Une certaine curiosité naquit, ainsi qu'une petite appréhension, face à ce que l'homme en noir serait dorénavant capable d'inventer. Mais étrangement, aucune de ces révélations n'apporta ne serait-ce qu'une once de regret. Maître Panda rayonnait en parlant avec animation de sa passion pour la musique, après qu'une question sur ce thème fut posée. Même le criminel sut savourer l'instant et écouter calmement l'ursidé, sentant un sourire amusé fleurir sur ses lèvres loin de toute débauche… mais pas trop, une infime partie de son cerveau fourmillait encore de scénarios tous plus décadents les uns que les autres. Il restait le Patron.

_ T'as jamais eu envie d'envoyer balader la grognasse ?

_ Elle est très… affectueuse et... tactile. Se hasarda l'animal, hésitant.

_ Allez ! Tu peux me le dire ! T'en a pas marre qu'elle te tripote sans arrêt ?

_ Je trouve que tu insistes beaucoup là.

C'est sur cette phrase emplie de suspicion, qu'une nouvelle cigarette fut entamée, tandis que le mégot allait faire un joli vol plané par la fenêtre. Devant ce silence lourd de signification, Maître Panda continua.

_ Tu n'aimes pas qu'elle me touche c'est ça. La Fille est gentille mais pas mon genre. Je t'imaginais pas du genre jaloux.

_ Pas jaloux, possessif. T'es à moi, point. Même cette blonde peut comprendre que c'est chasse gardée.

Sa voix descendit de plusieurs octaves. De la colère. Le Patron en voulait réellement à leur seule camarade féminine, pour les quelques câlins dont elle le gratifiait.

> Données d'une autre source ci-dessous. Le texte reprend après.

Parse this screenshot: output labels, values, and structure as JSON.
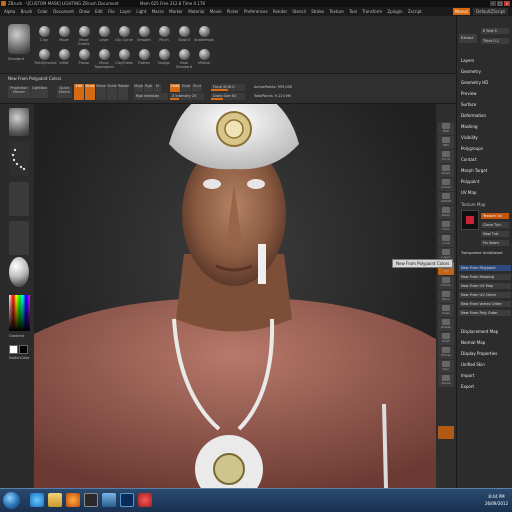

Après ces deux heures de discussions, il devenait plus aisé de comprendre certains mécanismes du terrible criminel. Chacun gérait sa frustration à sa manière. Le Patron quant à lui, s'envoyait méchamment en l'air. Maître Panda comprenait maintenant l'ardeur de son amant à faire l'amour après (ou pendant) les visites de la Fille. Il en fut bizarrement gêné. Paniqué également. Et si elle s'était rendue compte de quelque chose ? Cette femme serait tout à fait capable d'écouter aux portes ! Non, sa tranquillité serait d'or et déjà morte si la blonde venait à entendre cette rumeur. Pour le bien de leur intimité, ils devraient redoubler de prudence.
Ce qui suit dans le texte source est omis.